Output with MANPAGER='bat -pl man'
image

Output with MANPAGER='' or MANPAGER='less'
image

The issue seems to be with highlighting functions / page references (foo(...)) when bold output is used.

When using col -b as suggested, it becomes even worse:

Output with MANPAGER='sh -c "col -b | bat -pl man"'
image

syntax-highlighting

Most helpful comment

Well.

MANROFFOPT="-c" MANPAGER="sh -c 'col -bx | bat -plman'" man sprintf Finally worked. No bold or underlined text, but it finally displays correctly :D

While this presents a working solution for now, I'd suggest either keeping this issue open, or opening a new one, as this is rather hacky. (although it was fun learning experience about the joys of old unix tech!)

image

All 23 comments

Thank you for the detailed bug report!

I'm going to assume that you are using man sprintf in your examples(?).

To figure out what's going on in detail, we can actually use bat -A to show what exactly man outputs:

MANPAGER="bat -A" man sprintf

After finding the corresponding section, we can take a look at how man prints bold text. It is both fascinating and infuriating. Instead of using ANSI escape sequences, it prints

p␈pr␈ri␈in␈nt␈tf␈f

for a bold printf (bat -A shows instead of the \b backspace character). I believe this is how "bold" was done in the times of typewriters. You would hit backspace and then just re-type the same character to give it more weight.

On todays terminal emulators, that doesn't actually work. If you use MANPAGER="" or MANPAGER="cat", no bold text will be shown. To make sure, we can also call

printf "p\bpr\bri\bin\bnt\btf\bf\n"

which will just print printf on the terminal.

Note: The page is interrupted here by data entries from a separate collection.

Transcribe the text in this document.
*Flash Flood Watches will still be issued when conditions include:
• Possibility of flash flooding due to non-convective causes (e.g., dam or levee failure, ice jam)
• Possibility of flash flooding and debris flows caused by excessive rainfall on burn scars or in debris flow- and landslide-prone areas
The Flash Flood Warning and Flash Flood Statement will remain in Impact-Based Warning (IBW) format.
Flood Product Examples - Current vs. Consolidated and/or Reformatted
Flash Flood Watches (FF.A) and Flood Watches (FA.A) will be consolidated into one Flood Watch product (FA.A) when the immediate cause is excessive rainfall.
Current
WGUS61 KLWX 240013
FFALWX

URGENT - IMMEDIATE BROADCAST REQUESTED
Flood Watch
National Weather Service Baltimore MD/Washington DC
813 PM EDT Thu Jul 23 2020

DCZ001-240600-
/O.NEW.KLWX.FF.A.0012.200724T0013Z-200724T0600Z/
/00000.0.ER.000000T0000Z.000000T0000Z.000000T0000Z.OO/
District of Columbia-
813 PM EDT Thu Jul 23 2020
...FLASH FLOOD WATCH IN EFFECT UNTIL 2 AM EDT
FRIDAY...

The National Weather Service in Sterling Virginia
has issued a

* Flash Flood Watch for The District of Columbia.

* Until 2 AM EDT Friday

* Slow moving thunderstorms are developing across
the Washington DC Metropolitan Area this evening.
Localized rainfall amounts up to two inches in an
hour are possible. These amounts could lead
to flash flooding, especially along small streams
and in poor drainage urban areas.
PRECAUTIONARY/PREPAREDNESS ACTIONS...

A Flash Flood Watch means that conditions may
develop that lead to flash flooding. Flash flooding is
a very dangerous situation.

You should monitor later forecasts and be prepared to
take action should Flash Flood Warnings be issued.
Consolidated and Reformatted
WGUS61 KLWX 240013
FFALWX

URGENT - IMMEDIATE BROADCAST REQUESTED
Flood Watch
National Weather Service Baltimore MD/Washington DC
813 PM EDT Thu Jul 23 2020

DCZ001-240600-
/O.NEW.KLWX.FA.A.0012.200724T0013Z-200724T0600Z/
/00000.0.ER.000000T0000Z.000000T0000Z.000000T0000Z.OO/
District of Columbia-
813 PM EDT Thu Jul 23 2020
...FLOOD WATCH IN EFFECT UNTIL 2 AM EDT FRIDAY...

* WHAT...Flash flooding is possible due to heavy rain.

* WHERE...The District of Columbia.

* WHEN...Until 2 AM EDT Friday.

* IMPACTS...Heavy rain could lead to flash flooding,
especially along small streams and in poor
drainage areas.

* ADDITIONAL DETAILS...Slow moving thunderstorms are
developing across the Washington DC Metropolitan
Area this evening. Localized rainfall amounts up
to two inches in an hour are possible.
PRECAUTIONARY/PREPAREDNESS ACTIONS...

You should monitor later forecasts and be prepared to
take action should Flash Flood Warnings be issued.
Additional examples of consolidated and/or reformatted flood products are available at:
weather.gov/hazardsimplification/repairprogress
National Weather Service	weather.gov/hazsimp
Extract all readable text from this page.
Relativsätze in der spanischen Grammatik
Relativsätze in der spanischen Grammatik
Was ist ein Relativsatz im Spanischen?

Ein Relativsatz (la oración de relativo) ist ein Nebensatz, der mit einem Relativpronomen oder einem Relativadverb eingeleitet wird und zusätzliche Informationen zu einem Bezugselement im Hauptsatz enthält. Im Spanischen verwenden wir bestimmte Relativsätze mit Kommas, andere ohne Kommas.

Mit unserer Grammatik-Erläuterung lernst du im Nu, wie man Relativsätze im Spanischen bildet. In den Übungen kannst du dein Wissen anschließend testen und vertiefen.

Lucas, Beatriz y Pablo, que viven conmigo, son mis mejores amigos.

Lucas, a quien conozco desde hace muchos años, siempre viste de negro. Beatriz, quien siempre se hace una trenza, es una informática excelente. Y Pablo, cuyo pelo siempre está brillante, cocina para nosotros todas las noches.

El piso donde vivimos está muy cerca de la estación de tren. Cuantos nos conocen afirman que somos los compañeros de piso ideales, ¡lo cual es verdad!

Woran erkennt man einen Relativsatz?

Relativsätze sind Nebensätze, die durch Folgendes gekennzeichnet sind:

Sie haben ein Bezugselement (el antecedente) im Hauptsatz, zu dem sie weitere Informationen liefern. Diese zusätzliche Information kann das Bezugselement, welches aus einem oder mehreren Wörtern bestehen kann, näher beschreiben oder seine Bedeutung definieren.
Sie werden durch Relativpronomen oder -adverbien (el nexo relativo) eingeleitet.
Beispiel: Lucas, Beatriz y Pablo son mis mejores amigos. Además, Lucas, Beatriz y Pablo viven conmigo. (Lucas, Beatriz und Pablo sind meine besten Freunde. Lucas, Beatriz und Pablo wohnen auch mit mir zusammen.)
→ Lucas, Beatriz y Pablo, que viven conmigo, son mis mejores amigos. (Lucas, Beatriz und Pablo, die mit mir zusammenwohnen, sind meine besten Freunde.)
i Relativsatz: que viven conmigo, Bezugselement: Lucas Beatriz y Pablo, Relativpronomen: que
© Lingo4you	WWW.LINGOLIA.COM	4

Interestingly, less has a special feature that shows such sequences in bold. Quoting from man less: "Also, backspaces which appear between two identical characters are treated specially: the overstruck text is printed using the terminal's hardware boldface capability. Other backspaces are deleted, along with the preceding character". This is why we see a bold face printf, when we call

printf "p\bpr\bri\bin\bnt\btf\bf\n" | less

There is also a similar feature for underlined text:

printf "p\b_r\b_i\b_n\b_t\b_f\b_\n" | less

Back to bat. When I initially played with this, I noticed that these backspace characters were causing problems when intermixed with bats syntax highlighting. Imagine we have

int printf(const char* format, ...);

in a man page and the whole line is printed in bold (beginning of man sprintf). The syntax highlighter will try to highlight certain special characters like the opening parenthesis (. However, that breaks the backspace-for-bold-font-trick and actual backspace characters will start appearing in your output.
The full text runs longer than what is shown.